Let’s assume that most musicians use TikTok as a marketing engine to get famous elsewhere. I’ve seen countless TikTok influencers push their YouTube channels in order to be YouTube famous, where the perceived legitimacy (and money) is.
The story of platform-hopping isn’t new. Evan Puschak details this in one of his YouTube videos: early YouTubers were trying to get TV-famous and, in turn, made content that was similar to what you’d see on TV. Sixty years earlier, a similar sequence played out with TV and movies. When it first emerged, acting on TV was just a stepping stone to appearing in film.
But getting YouTube-famous rarely transferred to TV stardom—not because YouTube videos were inferior, but rather the mediums were too different. YouTubers eventually stopped copying TV and explored formats that fit YouTube, such as the quintessential vlog (e.g., iJustine) and the video explainer (e.g., Puschak’s channel, The Nerdwriter).
YouTube (and internet video, in general) changed how we watch video, and more importantly, what video content could even exist as part of our media diet.
The same thing is happening on TikTok with music: it’s producing a new role for audio as part of our media diet.
When we look at viral TikTok songs from emerging artists (i.e., not Harry Styles, Lizzo, BTS, etc.), the new format is easier to see.

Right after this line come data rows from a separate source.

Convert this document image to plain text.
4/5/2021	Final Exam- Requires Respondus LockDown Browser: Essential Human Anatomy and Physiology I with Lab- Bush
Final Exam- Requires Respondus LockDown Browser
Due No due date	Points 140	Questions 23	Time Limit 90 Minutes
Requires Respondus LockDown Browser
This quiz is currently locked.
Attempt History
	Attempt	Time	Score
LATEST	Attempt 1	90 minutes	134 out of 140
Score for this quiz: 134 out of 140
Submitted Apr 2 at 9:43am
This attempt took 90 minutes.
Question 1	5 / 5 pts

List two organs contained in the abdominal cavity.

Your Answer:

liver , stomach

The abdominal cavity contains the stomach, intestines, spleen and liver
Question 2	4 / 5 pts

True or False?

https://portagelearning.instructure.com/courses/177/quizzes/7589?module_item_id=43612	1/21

One such viral songs is Curtis Waters’ “Stunnin,” which started as a real song, but reached far greater heights as a TikTok meme (showing off your outfits/make-up/clothes as the chorus plays in the background).
As soon as the instruments come in, you know exactly what’s coming: a TikTok creator showing off something—maybe even iterating on the format unexpectedly. The song is part of something bigger, and the experience is not about the song.
Much of ppcocaine’s music is the perfect backing track to a video (where people lip sync the lyrics), and it becomes a simple-to-replicate format.
TikTok organizes audio (and music) as memes—viral sounds that are in the background of a short, algorithmically-presented video. For many this is self-evident, yet I point it out because it’s so different from the typical music streaming experience. You never hear a full 3-minute song. For many viral TikTok sounds, I hear 10-second loops hundreds, if not thousands of times.
In short, TikTok virality isn’t great for sustained careers, but it does represent a monumental shift in what it means to make audio as an art.
A few months ago, I started to see some of Bill Wurtz’s old music getting recycled on TikTok. He often made really short music snippets that weren’t quite songs, but didn’t fit anywhere except YouTube.
This music works so well on TikTok; the memes write themselves, reaching far greater heights than the YouTube video or stand-alone Spotify song ever could. I don’t even need to show you the TikToks people have made with this 16-second “song.”
Here’s a different Bill Wurtz song, that went viral on TikTok, one of the OVER 1 MILLION videos for “Just Did a Bad Thing.”
I really enjoyed Bill Wurtz’s songs on their own; it never felt like they were trying to be songs you’d stream. But when attached to a TikTok video and memed, they feel complete.
TikTok will follow the same path as YouTube: at some point aspiring musicians will see that TikTok isn’t just a new channel, but a new medium for audio.
Creating audio for TikTok will be an art in itself, not just a stepping stone for a traditional music career.